Het verdrag zou onder andere bepalen dat twee keer tien procent van de vaccinproductie wordt gereserveerd voor herverdeling, vooral voor landen die niet de capaciteit hebben om zelf vaccins te produceren. Niet alle lidstaten willen hieraan meewerken. Toch ziet Den Exter het als een belangrijk winstpunt. “Als één land niet meedoet, hoeft dat nog niet per definitie een probleem te zijn. Het gaat om de eerlijke verdeling, maar er zit natuurlijk meer in dat verdrag.”
Kritiek en optimisme
Er is echter ook kritiek dat de afspraken in het verdrag te afgezwakt zijn en daardoor mogelijk niet veel effect zullen hebben. Den Exter blijft optimistisch: “In eerste instantie is het een uniek verdrag. Lidstaten hebben de intentie om tot een betere verdeling te komen. Hoe dat gerealiseerd moet worden, is een uitvoeringskwestie, maar het feit dat er over een eerlijke verdeling wordt gesproken, is al een stap vooruit.”
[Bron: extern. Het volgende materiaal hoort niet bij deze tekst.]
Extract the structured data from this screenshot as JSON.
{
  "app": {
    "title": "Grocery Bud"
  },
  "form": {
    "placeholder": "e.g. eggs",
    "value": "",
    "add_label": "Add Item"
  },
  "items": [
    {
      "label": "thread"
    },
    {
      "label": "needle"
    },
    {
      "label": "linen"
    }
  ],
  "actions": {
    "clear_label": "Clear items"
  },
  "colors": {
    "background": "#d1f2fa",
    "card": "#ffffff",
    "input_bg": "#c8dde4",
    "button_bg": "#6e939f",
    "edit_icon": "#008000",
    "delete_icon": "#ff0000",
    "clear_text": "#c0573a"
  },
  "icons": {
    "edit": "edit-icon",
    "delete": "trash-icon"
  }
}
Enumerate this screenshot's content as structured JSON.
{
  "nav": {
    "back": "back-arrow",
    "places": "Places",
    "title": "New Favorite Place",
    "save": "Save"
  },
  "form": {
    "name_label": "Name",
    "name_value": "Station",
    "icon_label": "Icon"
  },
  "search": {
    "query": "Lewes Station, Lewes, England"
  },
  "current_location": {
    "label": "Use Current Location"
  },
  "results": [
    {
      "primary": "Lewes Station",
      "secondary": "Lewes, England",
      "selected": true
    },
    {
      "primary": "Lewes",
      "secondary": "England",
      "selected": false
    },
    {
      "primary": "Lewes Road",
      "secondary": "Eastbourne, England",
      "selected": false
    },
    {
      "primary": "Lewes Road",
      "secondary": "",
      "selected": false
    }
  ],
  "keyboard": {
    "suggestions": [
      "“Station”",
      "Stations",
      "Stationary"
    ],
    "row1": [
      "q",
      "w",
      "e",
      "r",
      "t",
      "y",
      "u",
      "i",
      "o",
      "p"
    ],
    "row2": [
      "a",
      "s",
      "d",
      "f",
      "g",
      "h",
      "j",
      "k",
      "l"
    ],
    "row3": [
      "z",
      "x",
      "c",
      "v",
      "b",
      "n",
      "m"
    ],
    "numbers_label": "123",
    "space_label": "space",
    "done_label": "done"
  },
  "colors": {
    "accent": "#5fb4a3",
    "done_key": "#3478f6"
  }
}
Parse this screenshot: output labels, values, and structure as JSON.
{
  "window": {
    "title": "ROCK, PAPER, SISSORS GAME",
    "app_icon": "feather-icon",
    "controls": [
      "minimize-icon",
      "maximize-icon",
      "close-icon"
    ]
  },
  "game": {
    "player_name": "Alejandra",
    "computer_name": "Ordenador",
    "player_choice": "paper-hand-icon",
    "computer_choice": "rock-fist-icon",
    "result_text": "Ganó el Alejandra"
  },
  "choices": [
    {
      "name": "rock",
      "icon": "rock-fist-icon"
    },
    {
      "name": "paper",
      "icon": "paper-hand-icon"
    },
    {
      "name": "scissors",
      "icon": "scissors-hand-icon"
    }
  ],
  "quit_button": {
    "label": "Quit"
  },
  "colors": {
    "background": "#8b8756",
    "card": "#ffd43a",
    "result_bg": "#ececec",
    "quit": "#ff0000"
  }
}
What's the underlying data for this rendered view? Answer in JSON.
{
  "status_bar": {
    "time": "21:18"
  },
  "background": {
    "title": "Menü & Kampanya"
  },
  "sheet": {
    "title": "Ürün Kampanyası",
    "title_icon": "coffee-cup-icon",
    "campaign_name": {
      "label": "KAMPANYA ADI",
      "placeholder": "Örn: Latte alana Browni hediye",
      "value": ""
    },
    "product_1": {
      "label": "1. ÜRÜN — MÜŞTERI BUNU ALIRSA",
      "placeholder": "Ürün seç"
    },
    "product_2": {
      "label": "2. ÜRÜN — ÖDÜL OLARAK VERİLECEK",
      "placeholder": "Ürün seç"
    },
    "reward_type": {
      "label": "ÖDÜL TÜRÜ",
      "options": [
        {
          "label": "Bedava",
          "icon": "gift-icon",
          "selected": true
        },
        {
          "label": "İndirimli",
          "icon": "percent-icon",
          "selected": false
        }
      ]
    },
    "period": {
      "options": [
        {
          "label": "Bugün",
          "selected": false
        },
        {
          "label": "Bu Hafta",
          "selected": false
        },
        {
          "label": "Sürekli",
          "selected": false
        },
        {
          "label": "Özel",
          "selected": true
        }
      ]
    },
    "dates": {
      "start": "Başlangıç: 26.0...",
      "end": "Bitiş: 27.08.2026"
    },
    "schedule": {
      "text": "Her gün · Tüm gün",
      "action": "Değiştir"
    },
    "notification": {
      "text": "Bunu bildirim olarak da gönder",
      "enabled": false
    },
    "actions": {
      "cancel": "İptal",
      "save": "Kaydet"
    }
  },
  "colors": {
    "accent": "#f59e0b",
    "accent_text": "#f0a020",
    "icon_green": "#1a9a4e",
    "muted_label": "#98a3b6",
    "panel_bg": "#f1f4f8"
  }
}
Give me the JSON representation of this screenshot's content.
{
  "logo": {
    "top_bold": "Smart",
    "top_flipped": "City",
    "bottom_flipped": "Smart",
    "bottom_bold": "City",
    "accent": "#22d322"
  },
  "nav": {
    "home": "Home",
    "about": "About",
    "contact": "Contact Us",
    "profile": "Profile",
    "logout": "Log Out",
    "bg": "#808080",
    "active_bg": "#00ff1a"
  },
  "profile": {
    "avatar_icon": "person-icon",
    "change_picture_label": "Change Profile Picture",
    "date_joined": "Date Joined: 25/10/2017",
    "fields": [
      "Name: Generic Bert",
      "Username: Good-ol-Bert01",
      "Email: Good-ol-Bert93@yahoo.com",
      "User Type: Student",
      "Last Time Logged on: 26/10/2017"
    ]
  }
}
Een belangrijke vraag is of landen zich tijdens een nieuwe pandemie daadwerkelijk aan de afspraken zullen houden. “Daarom moet je alles van tevoren vastleggen”, zegt Den Exter. “Het gaat zowel om de signalering en snellere uitwisseling van gegevens, als om de verdeling van technologie en kennis. Lagelonenlanden krijgen ook expertise om zelf vaccins te maken. Zelfs als het Verenigd Koninkrijk niet meedoet, regelt het verdrag dat de uitwisseling van kennis doorgaat. Dat is cruciaal voor de zelfvoorziening van ontwikkelingslanden.”
Een gebrek aan consensus
Hoe zou het gebrek aan consensus de wereldwijde reactie op toekomstige pandemieën kunnen beïnvloeden? Den Exter erkent dat niet alle 194 lidstaten het verdrag zullen ratificeren, maar benadrukt dat deelname van de belangrijkste vaccinproducenten al een grote stap voorwaarts zou zijn. “De voorgenomen herallocatie van vaccins staat los van het delen van kennis en expertise, zodat lagelonenlanden alsnog zelf vaccins kunnen produceren.”
Over de daadwerkelijke capaciteit van het verdrag om toekomstige pandemieën effectiever aan te pakken, zegt Den Exter dat de steun van belangrijke spelers zoals de VS en de EU essentieel is. “Zij kunnen bijdragen aan een effectievere verdeling van vaccins. Het verdrag versterkt ook de monitoringfunctie en technische ondersteuning van lidstaten, wat sneller en gecoördineerd optreden mogelijk maakt.”
Rol van de Wereldgezondheidsorganisatie
De Wereldgezondheidsorganisatie (WHO) speelt een cruciale rol bij het handhaven van de afspraken in het verdrag. “De WHO heeft beperkte handhavingsinstrumenten en werkt vooral op basis van coördinatie en consensus”, legt Den Exter uit. “Niet-nakoming moet via diplomatiek overleg worden aangepakt. Zwaardere handhavingsinstrumenten zijn niet beschikbaar, maar dit was het maximaal haalbare om alle staten mee te krijgen.”
Het pandemieverdrag kan de dynamiek van de wereldwijde farmaceutische industrie veranderen, vooral met betrekking tot patenten op vaccins en technologische overdracht. “Het verdrag vergemakkelijkt het voor staten om TRIPS-excepties in te roepen, waardoor lagelonenlanden eerder toegang krijgen tot gepatenteerde vaccins”, zegt Den Exter. “Staten verplichten zich ook tot het delen van kennis en expertise. Dit hoeft niet kosteloos te zijn; redelijke vergoedingen of licenties kunnen ook voordelig zijn voor farmaceuten.”
Alternatieve maatregelen
Mocht het pandemieverdrag niet tot stand komen of niet effectief blijken, zijn er alternatieve maatregelen mogelijk. Den Exter benadrukt dat het verdrag uniek is en gebaseerd op mondiaal gedeelde principes en uitvoeringsmaatregelen. “Aanvullende maatregelen, zoals criteria voor herallocatie, kunnen via aanvullende protocollen worden gerealiseerd. De covid-19 pandemie heeft duidelijk gemaakt dat een ‘ieder-voor-zich’-benadering niet effectief en duurder is dan een mondiale benadering.”